History by Magazine -- Seeing our future from 1993
Prescience? Rolling Stone likes the rise of the young 'Butthead Generation' making journalism less dull and George Gilder sees newspapers of the future being delivered digitally over optic cables.
My weekly take on America's news, culture and ideas -- from exactly 30 years ago. From 1989 to 2007, during the last Golden Age of print, I wrote a weekly newspaper column about what I found interesting, provocative or ideologically subversive in the incredibly diverse and powerful world of magazines. This one appeared in the Pittsburgh Post-Gazette 30 years ago this week.
In defense of the Butt-head generation
Nov. 11, 1993
The young are abandoning conventional journalism in stunning and accelerating numbers."
That statement by Rolling Stone media critic Jon Katz in "The Media's War on Kids" is grim old news to those who own and operate newspapers, news weeklies and the commercial TV networks.
But Katz says that it's no accident that so many young people tune-out venerable mainstream media and instead tune-in to upstart alternatives, such as the weekly entertainment paper In Pittsburgh or MTV.
Rock, rap, computers, video games and cable — young people now create, control and love these new multimedia choices. Which is why our pop culture is dominated by the likes of Snoop Doggy Dogg and Beavis and Butt-head and not Perry Como and Mr. Magoo.

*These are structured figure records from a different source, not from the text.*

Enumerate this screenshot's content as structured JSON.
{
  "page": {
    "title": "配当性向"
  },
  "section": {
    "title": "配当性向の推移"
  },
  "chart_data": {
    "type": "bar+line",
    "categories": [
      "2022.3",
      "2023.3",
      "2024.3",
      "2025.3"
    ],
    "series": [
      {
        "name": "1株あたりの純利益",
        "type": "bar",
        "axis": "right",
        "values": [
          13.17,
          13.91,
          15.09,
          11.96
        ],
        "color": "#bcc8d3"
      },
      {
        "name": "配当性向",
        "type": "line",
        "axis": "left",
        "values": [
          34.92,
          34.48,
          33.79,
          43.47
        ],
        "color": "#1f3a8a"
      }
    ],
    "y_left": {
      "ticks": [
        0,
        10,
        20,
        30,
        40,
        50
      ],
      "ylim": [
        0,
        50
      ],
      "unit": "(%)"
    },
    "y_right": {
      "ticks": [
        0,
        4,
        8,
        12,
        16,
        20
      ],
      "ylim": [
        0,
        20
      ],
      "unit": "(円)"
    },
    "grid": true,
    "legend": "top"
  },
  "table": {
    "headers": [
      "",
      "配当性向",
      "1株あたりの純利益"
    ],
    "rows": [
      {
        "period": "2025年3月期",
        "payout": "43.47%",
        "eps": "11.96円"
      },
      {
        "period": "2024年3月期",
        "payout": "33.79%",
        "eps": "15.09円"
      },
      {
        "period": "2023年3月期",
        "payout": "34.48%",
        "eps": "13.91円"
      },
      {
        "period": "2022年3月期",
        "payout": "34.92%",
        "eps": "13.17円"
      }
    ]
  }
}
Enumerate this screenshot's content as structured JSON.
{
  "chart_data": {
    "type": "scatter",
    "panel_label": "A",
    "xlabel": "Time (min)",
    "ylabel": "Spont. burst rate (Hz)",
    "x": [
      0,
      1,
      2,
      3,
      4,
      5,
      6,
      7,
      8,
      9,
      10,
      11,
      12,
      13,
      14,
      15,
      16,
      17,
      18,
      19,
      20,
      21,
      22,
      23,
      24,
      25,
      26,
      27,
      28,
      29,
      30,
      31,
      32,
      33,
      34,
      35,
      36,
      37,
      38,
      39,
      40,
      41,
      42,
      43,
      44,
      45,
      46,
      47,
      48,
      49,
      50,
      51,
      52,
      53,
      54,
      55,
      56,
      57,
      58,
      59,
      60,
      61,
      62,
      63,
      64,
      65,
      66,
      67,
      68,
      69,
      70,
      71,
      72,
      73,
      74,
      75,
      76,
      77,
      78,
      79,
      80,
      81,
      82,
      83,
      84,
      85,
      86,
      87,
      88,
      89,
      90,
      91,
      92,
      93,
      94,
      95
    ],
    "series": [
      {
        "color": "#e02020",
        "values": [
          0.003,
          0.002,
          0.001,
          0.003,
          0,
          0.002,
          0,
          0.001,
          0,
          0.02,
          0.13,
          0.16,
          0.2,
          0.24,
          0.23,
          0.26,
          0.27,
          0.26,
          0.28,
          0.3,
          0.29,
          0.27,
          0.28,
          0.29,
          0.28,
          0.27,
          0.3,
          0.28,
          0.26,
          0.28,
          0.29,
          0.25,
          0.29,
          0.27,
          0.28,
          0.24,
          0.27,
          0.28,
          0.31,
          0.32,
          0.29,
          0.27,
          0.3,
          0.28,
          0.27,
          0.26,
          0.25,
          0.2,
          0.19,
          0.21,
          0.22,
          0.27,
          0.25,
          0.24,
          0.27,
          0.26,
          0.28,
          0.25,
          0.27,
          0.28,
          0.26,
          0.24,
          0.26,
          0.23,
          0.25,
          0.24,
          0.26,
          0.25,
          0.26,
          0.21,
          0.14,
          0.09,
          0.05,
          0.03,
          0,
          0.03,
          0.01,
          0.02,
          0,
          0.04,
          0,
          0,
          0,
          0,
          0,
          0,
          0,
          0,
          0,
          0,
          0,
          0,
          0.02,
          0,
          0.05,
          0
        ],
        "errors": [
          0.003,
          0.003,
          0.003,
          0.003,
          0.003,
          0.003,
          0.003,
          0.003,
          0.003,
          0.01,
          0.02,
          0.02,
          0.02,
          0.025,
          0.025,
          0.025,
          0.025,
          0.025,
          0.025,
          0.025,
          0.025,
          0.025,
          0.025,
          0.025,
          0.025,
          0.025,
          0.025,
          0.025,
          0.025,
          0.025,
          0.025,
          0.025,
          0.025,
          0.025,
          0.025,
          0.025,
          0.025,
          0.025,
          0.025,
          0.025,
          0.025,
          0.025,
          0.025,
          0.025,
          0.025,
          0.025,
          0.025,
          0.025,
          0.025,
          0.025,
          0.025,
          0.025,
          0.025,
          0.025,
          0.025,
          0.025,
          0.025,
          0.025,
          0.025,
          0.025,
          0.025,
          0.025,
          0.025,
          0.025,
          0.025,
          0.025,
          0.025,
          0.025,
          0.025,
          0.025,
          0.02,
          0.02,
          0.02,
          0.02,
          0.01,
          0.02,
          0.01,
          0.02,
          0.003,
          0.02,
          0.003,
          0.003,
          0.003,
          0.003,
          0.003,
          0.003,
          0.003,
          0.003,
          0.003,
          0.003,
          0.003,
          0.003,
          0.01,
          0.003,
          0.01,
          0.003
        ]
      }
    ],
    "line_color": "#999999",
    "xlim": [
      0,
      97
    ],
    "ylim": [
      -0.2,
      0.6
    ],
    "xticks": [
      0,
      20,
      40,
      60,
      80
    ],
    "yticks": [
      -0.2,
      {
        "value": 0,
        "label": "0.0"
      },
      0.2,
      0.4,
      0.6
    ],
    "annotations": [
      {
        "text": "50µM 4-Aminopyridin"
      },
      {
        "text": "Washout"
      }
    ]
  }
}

Meanwhile, Katz says, the traditional sources of journalism have badly missed the boat when it comes to kid culture. They've not merely ignored and alienated younger consumers by resisting changes in the way they present news or their definition of what news is.
More important, they've trashed youth culture at every opportunity for either being repulsive or dangerous to civilization.
Youth-bashing is a trend as old as Socrates. But Katz, who's extra tough on the academic, corporate and editorial old fogies and school marms who dominate journalism, says it should be obvious to more pundits than just Kurt Andersen of Time magazine that "the essence of youth culture is to be distinct from, even repulsive to, the old. Otherwise, what's the point?"
Katz's attack on traditional journalism is unrelenting it's an institution that's hypocritical, out of touch, lazy, boring and takes itself far too seriously. Much of what he charges is true, but old journalism couldn't possibly be as monolithically myopic or youth-trashing as he makes it out to be.
Katz's argument is provocative and, despite his failings, much of it rings true. But he'd make a better case if he were willing to admit the truth that many aspects of the youth culture he celebrates are objectively repulsive, stupid and not very entertaining, no matter how much they annoy aging Baby Boomers and their terrified parents.
P.S. Maybe Time magazine is becoming more in-hip with the Youth Culture than anyone realizes, including Katz.
In his review of "Live From Hell," a newly released and perfectly titled comedy album by the late Sam Kinison, house entertainment critic Richard Corliss is awfully kind to America's former Satan of Bad Taste and Political Incorrectness.
Incredibly, Corliss — risking his future as a trusted adult cultural critic but weakening Katz's arguments — brings himself to admit, albeit grudgingly and apologetically, that "sometimes" Kinison "is funny." He's also safely dead.
Newspapers may have severe demographic problems, but ASAP, Forbes' quarterly magazine that exists to explain new information technologies to business executives, offers newspaper owners some much-appreciated hope for the future.
The good news comes courtesy of future-media guru George Gilder.
A regular contributor to the tech magazine ASAP, he wrote "Microcosm" and is in the process of writing "Telecosm," a book that promises that advancing technology and cheaper computer power will make everyone's future freer, cheaper and better.
In "Digital Darkhouse — Newspapers," Gilder says that newspapers — and not TVs, as many think — are perfect complements to the computer because they are uniquely personalized media that let their readers "choose, peruse, sort, queque and quaff the news and advertising copy at their own pace and volition."
He says "News today is collected, edited and laid out digitally. In fact, newspapers and computers are converging, while computers and televisions still represent radically different modes. It is the newspaper, therefore, not the TV, that is best suited for the computer age."
The paper of the future, Gilder explains, will be delivered electronically via fiber optic cables and be displayed on flat, one-pound digital newspanels that will be connected to data banks all over the world.
It'll look just like a page from a newspaper, and it'll even have ads. The only problem will be teaching all the old folks how to turn to the obituary page. ".